Comprende el desarrollo de estudios, así como la formulación de iniciativas e instrumentos de política pública orientados a promover la inversión y el
despliegue de infraestructura de comunicaciones; fomentar el acceso equitativo al espectro radioeléctrico y la libre competencia; y generar condiciones diferenciales que favorezcan la prestación, accesibilidad y asequibilidad de los servicios de comunicaciones, con el fin de propender por el cierre de la
brecha digital y la masificación de las TIC.
Este marco se desarrolla en torno a seis dimensiones, que comprenden
la
Calidad, entendida como una conexión rápida y confiable;
la Disponibilidad, referida a un acceso ubicuo y permanente;
la Asequibilidad, asociada al acceso a precios asequibles;
la Seguridad, vinculada con un entorno seguro y protegido; Dispositivos adecuados, mediante la disponibilidad de equipos apropiados; y
las Habilidades, orientadas al fortalecimiento de competencias digitales adecuadas. En ese contexto,
la conectividad digital pone especial énfasis en la calidad de la conexión y en el uso efectivo de esta.
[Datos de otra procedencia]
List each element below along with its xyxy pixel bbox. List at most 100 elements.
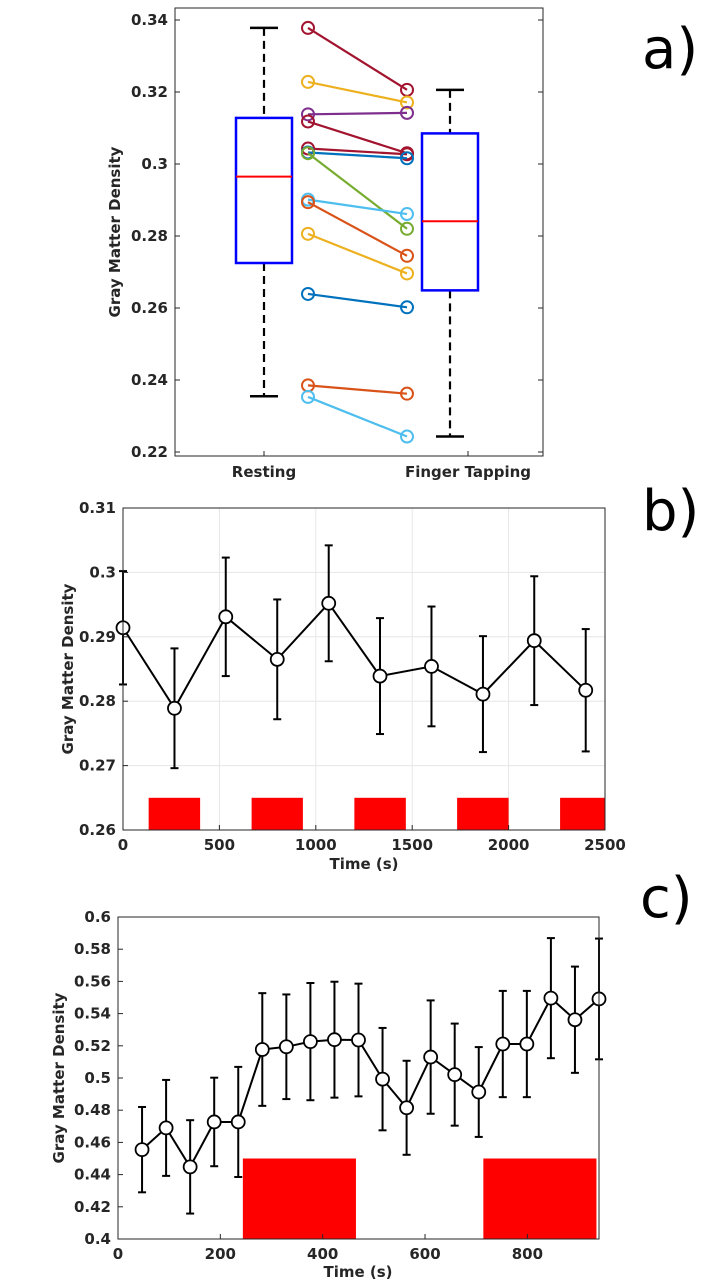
subject-pair	[301, 141, 414, 162]
panel-b-y-tick-label: 0.3	[89, 563, 116, 581]
panel-c-x-tick-label: 800	[512, 1245, 543, 1263]
resting-point	[301, 226, 315, 241]
panel-c-data-point	[254, 1042, 270, 1057]
pair-line	[307, 120, 408, 155]
panel-c-data-point	[399, 1100, 415, 1116]
panel-c-x-tick-label: 600	[409, 1245, 440, 1263]
pair-line	[307, 198, 408, 216]
panel-c-y-tick-label: 0.44	[74, 1166, 111, 1184]
tapping-point	[400, 300, 414, 315]
panel-c-x-tick-label: 400	[307, 1245, 338, 1263]
panel-c-data-point	[230, 1114, 246, 1130]
subject-pair	[301, 195, 414, 263]
panel-a-y-tick-label: 0.24	[131, 371, 168, 389]
panel-c-data-point	[471, 1084, 487, 1100]
pair-line	[307, 201, 408, 257]
panel-b-label: b)	[642, 479, 699, 544]
resting-point	[301, 195, 315, 210]
pair-line	[307, 111, 408, 116]
panel-c-y-tick-label: 0.5	[84, 1069, 111, 1087]
resting-point	[301, 389, 315, 404]
panel-a-box-plot: 0.22 0.24 0.26 0.28 0.3 0.32 0.34 Resting Fing…	[106, 7, 698, 481]
panel-c-data-point	[206, 1114, 222, 1130]
panel-c-y-tick-label: 0.48	[74, 1101, 111, 1119]
tapping-point	[400, 105, 414, 120]
panel-b-task-block	[354, 797, 406, 830]
panel-c-data-point	[447, 1067, 463, 1083]
resting-point	[301, 107, 315, 122]
panel-c-data-point	[543, 990, 559, 1006]
panel-b-x-tick-label: 2500	[584, 836, 626, 854]
panel-c-data-point	[302, 1034, 318, 1050]
subject-pair	[301, 286, 414, 315]
tapping-point	[400, 248, 414, 263]
panel-b-data-point	[321, 595, 337, 611]
pair-line	[307, 152, 408, 230]
tapping-point	[400, 147, 414, 162]
panel-c-y-axis-label: Gray Matter Density	[50, 992, 68, 1163]
pair-line	[307, 292, 408, 309]
subject-pair	[301, 74, 414, 110]
panel-b-data-point	[372, 668, 388, 684]
panel-a-y-axis-label: Gray Matter Density	[106, 146, 124, 317]
panel-b-data-point	[475, 686, 491, 702]
tapping-point	[400, 221, 414, 236]
pair-line	[307, 80, 408, 104]
pair-line	[307, 384, 408, 395]
panel-c-task-block	[483, 1158, 597, 1239]
subject-pair	[301, 226, 414, 281]
tapping-point	[400, 429, 414, 444]
panel-a-category-resting: Resting	[232, 463, 296, 481]
panel-a-y-tick-label: 0.22	[131, 443, 168, 461]
panel-c-y-tick-label: 0.56	[74, 972, 111, 990]
panel-b-y-tick-label: 0.26	[79, 821, 116, 839]
panel-a-y-tick-label: 0.26	[131, 299, 168, 317]
panel-b-task-block	[457, 797, 509, 830]
subject-pair	[301, 20, 414, 97]
tapping-point	[400, 266, 414, 281]
panel-c-data-point	[567, 1012, 583, 1028]
iqr-box	[420, 132, 480, 292]
resting-point	[301, 146, 315, 161]
box-resting	[234, 26, 294, 398]
resting-point	[301, 286, 315, 301]
panel-b-line-chart: 0 500 1000 1500 2000 2500 0.26 0.27 0.28 0.29 0.3 0…	[59, 479, 699, 873]
panel-b-y-tick-label: 0.28	[79, 692, 116, 710]
tapping-point	[400, 207, 414, 222]
panel-c-data-point	[423, 1049, 439, 1065]
panel-a-category-finger-tapping: Finger Tapping	[405, 463, 531, 481]
panel-c-x-tick-label: 200	[205, 1245, 236, 1263]
pair-line	[307, 26, 408, 91]
pair-line	[307, 151, 408, 160]
panel-a-y-tick-label: 0.3	[141, 155, 168, 173]
panel-b-axes-background	[123, 508, 605, 830]
panel-c-data-point	[495, 1036, 511, 1052]
panel-a-label: a)	[642, 17, 698, 82]
panel-c-data-point	[375, 1071, 390, 1087]
panel-b-x-tick-label: 1000	[295, 836, 337, 854]
panel-a-y-tick-label: 0.34	[131, 11, 168, 29]
tapping-point	[400, 386, 414, 401]
panel-c-data-point	[327, 1032, 342, 1048]
panel-b-task-block	[251, 797, 303, 830]
panel-c-data-point	[158, 1120, 174, 1136]
panel-c-data-point	[351, 1032, 366, 1048]
panel-b-x-tick-label: 1500	[391, 836, 433, 854]
panel-c-y-tick-label: 0.4	[84, 1230, 111, 1248]
pair-line	[307, 395, 408, 438]
panel-c-label: c)	[640, 866, 693, 931]
panel-b-x-tick-label: 500	[204, 836, 235, 854]
panel-c-y-tick-label: 0.6	[84, 908, 111, 926]
panel-b-axes-frame	[122, 507, 606, 831]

Asimismo, desde este eje generamos recomendaciones de política pública orientadas a mejorar la inversión en el sector TIC y expandir la conectividad, desde la oferta y la demanda. En materia de la oferta, analizamos los principales costos que enfrentan los operadores, entre ellos, la energía, espectro, transporte y seguridad, y a partir de ello proponemos acciones para reducir barreras al despliegue de infraestructura y facilitar la inversión, especialmente en zonas rurales. En cuanto a la demanda, diseñamos herramientas como la
Canasta Básica TIC y el Índice de Pobreza Digital, que permiten identificar qué necesitan los hogares para conectarse y aprovechar las tecnologías digitales. De esta manera,
contribuimos al cierre de la brecha digital mediante políticas basadas en evidencia, que articulan inversión, regulación y focalización social para que la conectividad funcione como una
herramienta de inclusión y superación de la pobreza.